Plaintiff filed this lawsuit in December of 2015. Dkt. 1. In April of 2016, the Court issued an order to show cause why the case should not be dismissed for failure to prosecute. Dkt. 2. Plaintiff showed cause by explaining that he was waiting on Freedom of Information Act requests to determine the identities of the John Doe defendants. The Court then entered a text-only order on May 25, 2016 allowing Plaintiff an additional 60 days to serve the complaint.
Although he had not yet amended the complaint to include their names as defendants, Plaintiff obtained summonses for two Deputies: Donald Jones and Timothy Domansky. Dkt. 4, Ex. 4. Plaintiff attempted to serve those summonses within the additional time the Court provided, but the Wayne County Sheriff's Office refused to accept service based on a belief that the complaint was filed outside the relevant statute of limitations. Dkt. 4, Ex. 3.
Three mistakes warrant denying Defendants' motion to dismiss without prejudice and granting Plaintiff one last opportunity to serve the complaint. First, although the summonses served by Plaintiff were signed by a Deputy Clerk of the Court, for reasons that are not clear, they were not entered on Court's docket—this appears to be the Court's mistake. Second, the summonses were for Sheriff Deputies who had not yet been named as defendants in the complaint—this is Plaintiff's mistake; he did not seek to amend his complaint to add the Sheriff Deputies as defendants before getting summonses for them. Third, Plaintiff's attempt to serve the summonses was rebuffed—this is Defendants' mistake. Based on the Declaration of Assistant Corporation Counsel James M. Surowiec, Wayne County's Chief of Litigation, it appears that he refused to accept service because he believed the action was filed outside the statute of limitations and because he did not find the summonses on the Court's docket.
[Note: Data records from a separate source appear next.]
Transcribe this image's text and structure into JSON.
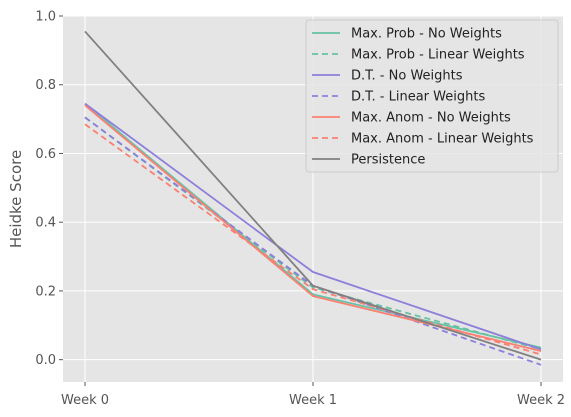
{
  "chart_data": {
    "type": "line",
    "title": "",
    "xlabel": "",
    "ylabel": "Heidke Score",
    "categories": [
      "Week 0",
      "Week 1",
      "Week 2"
    ],
    "ylim": [
      -0.065,
      1.0
    ],
    "yticks": [
      0.0,
      0.2,
      0.4,
      0.6,
      0.8,
      1.0
    ],
    "ytick_labels": [
      "0.0",
      "0.2",
      "0.4",
      "0.6",
      "0.8",
      "1.0"
    ],
    "grid": true,
    "legend_position": "top-right",
    "background": "#e5e5e5",
    "series": [
      {
        "name": "Max. Prob - No Weights",
        "values": [
          0.745,
          0.19,
          0.035
        ],
        "color": "#66c2a5",
        "dash": "solid"
      },
      {
        "name": "Max. Prob - Linear Weights",
        "values": [
          0.705,
          0.21,
          0.03
        ],
        "color": "#66c2a5",
        "dash": "dashed"
      },
      {
        "name": "D.T. - No Weights",
        "values": [
          0.745,
          0.255,
          0.03
        ],
        "color": "#8c7fdc",
        "dash": "solid"
      },
      {
        "name": "D.T. - Linear Weights",
        "values": [
          0.705,
          0.215,
          -0.015
        ],
        "color": "#8c7fdc",
        "dash": "dashed"
      },
      {
        "name": "Max. Anom - No Weights",
        "values": [
          0.74,
          0.185,
          0.025
        ],
        "color": "#fa8072",
        "dash": "solid"
      },
      {
        "name": "Max. Anom - Linear Weights",
        "values": [
          0.685,
          0.205,
          0.015
        ],
        "color": "#fa8072",
        "dash": "dashed"
      },
      {
        "name": "Persistence",
        "values": [
          0.955,
          0.215,
          0.0
        ],
        "color": "#808080",
        "dash": "solid"
      }
    ]
  }
}
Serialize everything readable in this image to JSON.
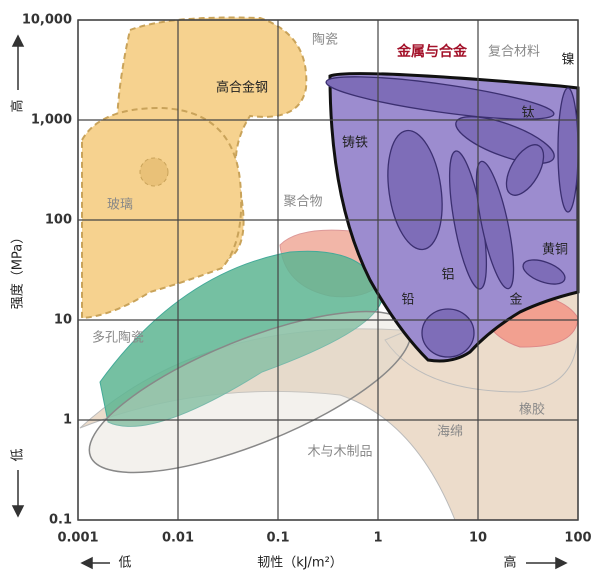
{
  "chart_data": {
    "type": "ashby",
    "x_label": "韧性（kJ/m²）",
    "y_label": "强度（MPa）",
    "x_low": "低",
    "x_high": "高",
    "y_low": "低",
    "y_high": "高",
    "xscale": "log",
    "yscale": "log",
    "grid": true,
    "xlim": [
      0.001,
      100
    ],
    "ylim": [
      0.1,
      10000
    ],
    "xticks": [
      0.001,
      0.01,
      0.1,
      1,
      10,
      100
    ],
    "yticks": [
      0.1,
      1,
      10,
      100,
      {
        "value": 1000,
        "label": "1,000"
      },
      {
        "value": 10000,
        "label": "10,000"
      }
    ],
    "region_labels": [
      "陶瓷",
      "金属与合金",
      "复合材料",
      "镍",
      "高合金钢",
      "钛",
      "铸铁",
      "玻璃",
      "聚合物",
      "黄铜",
      "铝",
      "金",
      "铅",
      "多孔陶瓷",
      "橡胶",
      "木与木制品",
      "海绵"
    ]
  }
}
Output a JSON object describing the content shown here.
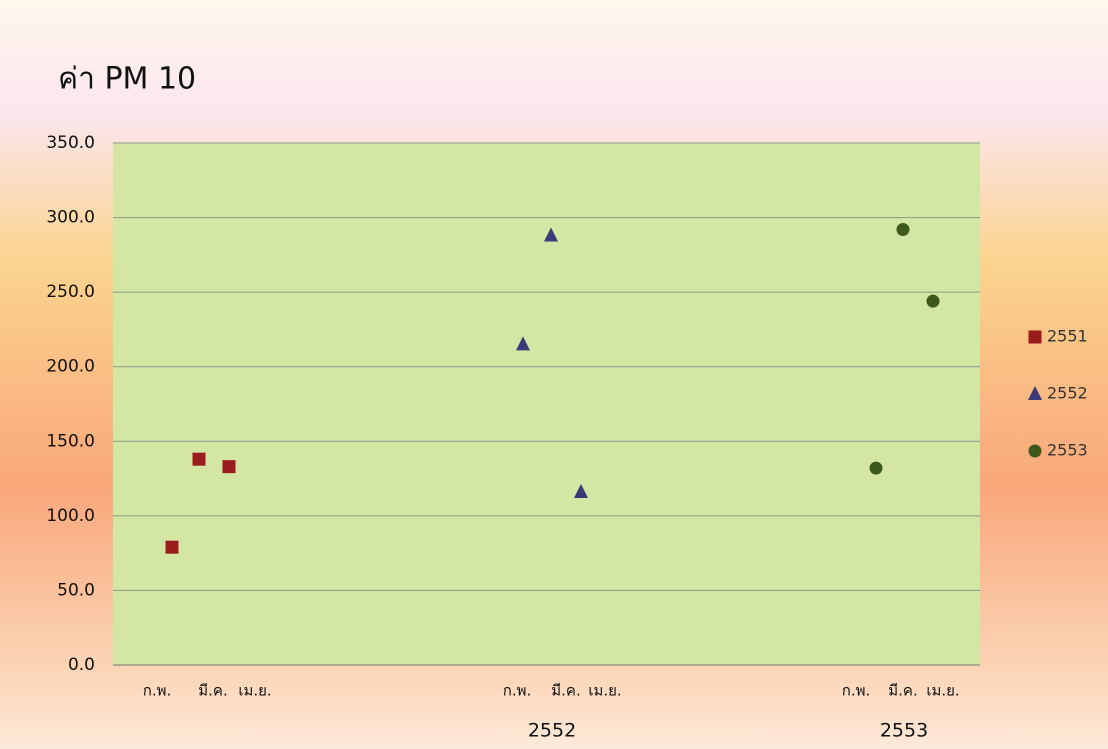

Dkt. 4, Ex. 3. A better approach would have been to accept service in light of a party's duty to avoid unnecessary expenses of serving a summons, see Fed. R. Civ. P. 4, and to have preserved any statute of limitations defense. The Court is not aware of any authority for the proposition that a party's good faith belief that a complaint may have been filed outside the statute of limitations is a valid reason to reject service of the complaint.
The right thing to do here is to allow Plaintiff to amend his complaint, add the names of the defendants he is aware of, re-issue the summonses, and have the complaint and summonses properly served and accepted, so that the case will be in a correct posture for the Court to consider any responsive pleading that Defendants may file.